What’s worse is that none of the actors here have any sort of comic timing or chemistry with each other, and that above all else is what’s needed for comedic satire. This isn’t some tacky nobody cast you typically see in those crappy Friedberg and Seltzer spoofs either; we’re dealing with proven acting talents. The two that have the strongest careers out of everyone, Jake Gyllenhaal and Catherine Keener, give two of the worst performances of their careers as they act horrendously over-the-top (even for satire standards) in a hopelessly desperate attempt to squeeze any laughs they can get out of us from the junky material.

Yeah, I know, this was eight years ago, long before Gyllenhaal got on the recent roll he’s on with End of Watch, Prisoners, Enemy and Nightcrawler. But keep in mind this was also years after October Sky, Donnie Darko, Jarhead, his Oscar nomination for Brokeback Mountain and a year after one of his best performances in Zodiac. Keener already had Being John Malkovich, Capote (both of which earned her a Best Supporting Actress nomination), Into the Wild and Lovely and Amazing, the latter of which also stars Gyllenhaal. It’s not like either of them were up-and-comers taking whatever job they can get to kickstart their acting careers.

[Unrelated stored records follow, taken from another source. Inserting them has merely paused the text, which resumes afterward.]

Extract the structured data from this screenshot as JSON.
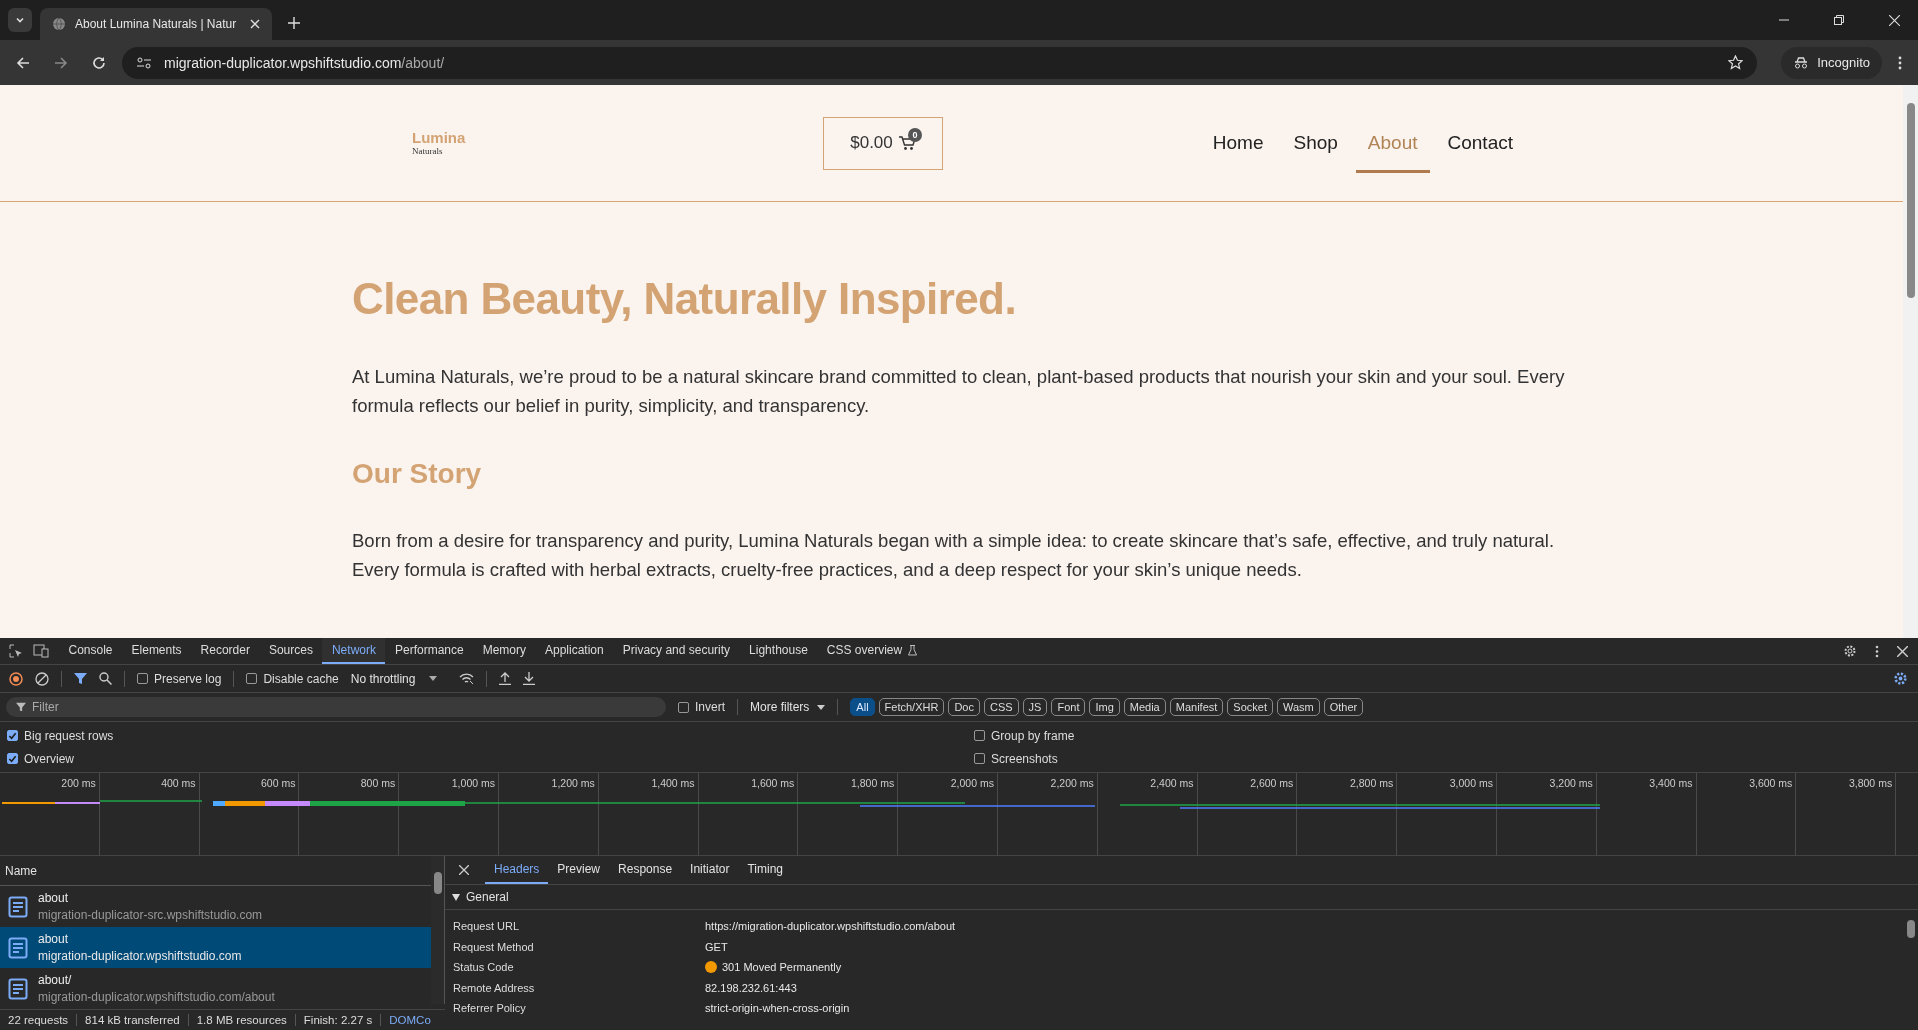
{
  "browser": {
    "tab_title": "About Lumina Naturals | Natur",
    "address_host": "migration-duplicator.wpshiftstudio.com",
    "address_path": "/about/",
    "incognito_label": "Incognito"
  },
  "site": {
    "logo": {
      "name": "Lumina",
      "tagline": "Naturals"
    },
    "cart": {
      "amount": "$0.00",
      "count": "0"
    },
    "nav": [
      {
        "label": "Home",
        "selected": false
      },
      {
        "label": "Shop",
        "selected": false
      },
      {
        "label": "About",
        "selected": true
      },
      {
        "label": "Contact",
        "selected": false
      }
    ],
    "heading": "Clean Beauty, Naturally Inspired.",
    "intro": "At Lumina Naturals, we’re proud to be a natural skincare brand committed to clean, plant-based products that nourish your skin and your soul. Every formula reflects our belief in purity, simplicity, and transparency.",
    "sections": [
      {
        "heading": "Our Story",
        "body": "Born from a desire for transparency and purity, Lumina Naturals began with a simple idea: to create skincare that’s safe, effective, and truly natural. Every formula is crafted with herbal extracts, cruelty-free practices, and a deep respect for your skin’s unique needs."
      }
    ]
  },
  "devtools": {
    "tabs": [
      {
        "label": "Console",
        "selected": false
      },
      {
        "label": "Elements",
        "selected": false
      },
      {
        "label": "Recorder",
        "selected": false
      },
      {
        "label": "Sources",
        "selected": false
      },
      {
        "label": "Network",
        "selected": true
      },
      {
        "label": "Performance",
        "selected": false
      },
      {
        "label": "Memory",
        "selected": false
      },
      {
        "label": "Application",
        "selected": false
      },
      {
        "label": "Privacy and security",
        "selected": false
      },
      {
        "label": "Lighthouse",
        "selected": false
      },
      {
        "label": "CSS overview",
        "selected": false
      }
    ],
    "toolbar": {
      "preserve_log": {
        "label": "Preserve log",
        "checked": false
      },
      "disable_cache": {
        "label": "Disable cache",
        "checked": false
      },
      "throttling": "No throttling"
    },
    "filter": {
      "placeholder": "Filter",
      "invert": {
        "label": "Invert",
        "checked": false
      },
      "more_filters": "More filters",
      "types": [
        {
          "label": "All",
          "selected": true
        },
        {
          "label": "Fetch/XHR",
          "selected": false
        },
        {
          "label": "Doc",
          "selected": false
        },
        {
          "label": "CSS",
          "selected": false
        },
        {
          "label": "JS",
          "selected": false
        },
        {
          "label": "Font",
          "selected": false
        },
        {
          "label": "Img",
          "selected": false
        },
        {
          "label": "Media",
          "selected": false
        },
        {
          "label": "Manifest",
          "selected": false
        },
        {
          "label": "Socket",
          "selected": false
        },
        {
          "label": "Wasm",
          "selected": false
        },
        {
          "label": "Other",
          "selected": false
        }
      ]
    },
    "options": [
      {
        "label": "Big request rows",
        "checked": true
      },
      {
        "label": "Group by frame",
        "checked": false
      },
      {
        "label": "Overview",
        "checked": true
      },
      {
        "label": "Screenshots",
        "checked": false
      }
    ],
    "timeline": {
      "ticks": [
        "200 ms",
        "400 ms",
        "600 ms",
        "800 ms",
        "1,000 ms",
        "1,200 ms",
        "1,400 ms",
        "1,600 ms",
        "1,800 ms",
        "2,000 ms",
        "2,200 ms",
        "2,400 ms",
        "2,600 ms",
        "2,800 ms",
        "3,000 ms",
        "3,200 ms",
        "3,400 ms",
        "3,600 ms",
        "3,800 ms"
      ]
    },
    "requests": {
      "column": "Name",
      "rows": [
        {
          "name": "about",
          "domain": "migration-duplicator-src.wpshiftstudio.com",
          "selected": false
        },
        {
          "name": "about",
          "domain": "migration-duplicator.wpshiftstudio.com",
          "selected": true
        },
        {
          "name": "about/",
          "domain": "migration-duplicator.wpshiftstudio.com/about",
          "selected": false
        }
      ]
    },
    "detail": {
      "tabs": [
        {
          "label": "Headers",
          "selected": true
        },
        {
          "label": "Preview",
          "selected": false
        },
        {
          "label": "Response",
          "selected": false
        },
        {
          "label": "Initiator",
          "selected": false
        },
        {
          "label": "Timing",
          "selected": false
        }
      ],
      "section": {
        "title": "General",
        "expanded": true,
        "rows": [
          {
            "key": "Request URL",
            "value": "https://migration-duplicator.wpshiftstudio.com/about"
          },
          {
            "key": "Request Method",
            "value": "GET"
          },
          {
            "key": "Status Code",
            "value": "301 Moved Permanently",
            "color": "#f29900"
          },
          {
            "key": "Remote Address",
            "value": "82.198.232.61:443"
          },
          {
            "key": "Referrer Policy",
            "value": "strict-origin-when-cross-origin"
          }
        ]
      }
    },
    "status_bar": [
      "22 requests",
      "814 kB transferred",
      "1.8 MB resources",
      "Finish: 2.27 s",
      "DOMCo"
    ]
  }
}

So, basically, yeah, I’m still holding them accountable. Imagine that. Turns out just like a bad actor can give a good performance every now and then when utilized right, a great actor can give one that sucks balls.

At least there’s a blooper reel during the end credits…

Too bad it also sucks.

Accidental Love is painfully unfunny, horribly performed, poorly assembled and riffs on a topic that would’ve been relevant around 6-8 years ago, though the topic’s relevancy – or I should say lack thereof – isn’t nearly the problem as its forced satire is. There’s not a second in this celluloid crap-bomb that won’t have you convinced this should’ve stayed at the bottom of a studio exec’s trashcan. Bottom line: This is a bad film and not even a “so bad it’s good” type of bad. It’s a disaster on par with walking in on your parents having sex and them making the matter even worse by asking you to join them.

I give Accidental Love an F (0 stars).